Por: Ernesto Martinchuk
La palabra, ese silencio extraviado, puede ser fugaz y rápido como el viento, pero dejar las huellas de un huracán. La palabra, es ese bálsamo promisorio que se convierte en manos ofrecidas a la ausencia…
La palabra puede construir o destruir una ilusión en un segundo… como estimular o desmotivar a una persona llevando alegría o tristeza…
La palabra es el recuerdo de nuestro paso por la vida –partícula de polvo suspendida fugazmente en el espacio- que puede alcanzar un eco indefinidamente dilatado si se es capaz de expresar con exactitud y belleza el caudal de nuestras emociones, de nuestros pensamientos.
Quienes, como Solange, han logrado recoger ese material inapreciable que tiene en su haber todo ser humano, ha salvado su nombre del olvido, dejando a los suyos y a la posteridad el patrimonio más valioso, único legado verdaderamente incorruptible e imperecedero…
Las palabras no son adornos, son los materiales de nuestro pensamiento. A veces no da lo mismo una palabra que otra, por mucho que el diccionario nos diga que son sinónimos.
Las palabras, cuando sobran, abruman, pierden eficacia y el discurso en lugar de persuadir, aburre. También son ociosas cuando elogian en demasía, resaltan lo obvio o intentan convertir en trascendente lo trivial. Nunca son peores que cuando se utilizan para ocultar la verdad en lugar de revelarla.

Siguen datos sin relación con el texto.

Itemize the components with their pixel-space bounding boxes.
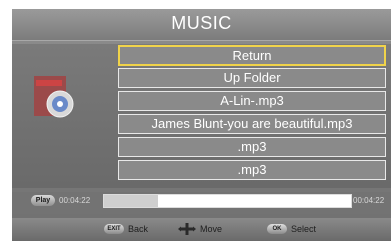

Todas las religiones del mundo evidencian el poder de las palabras y predican una Ética en la que mentir, levantar falsos testimonios y blasfemar son pecados que pueden cometerse con palabras…
Existen patrimonios, como estas palabras de Solange Musse: "Hasta mi último suspiro tengo derechos"... que el tiempo –el ácido del tiempo- no desvanece ni ataca, porque las cosas nacidas del espíritu pertenecen a ese género de lo perdurable.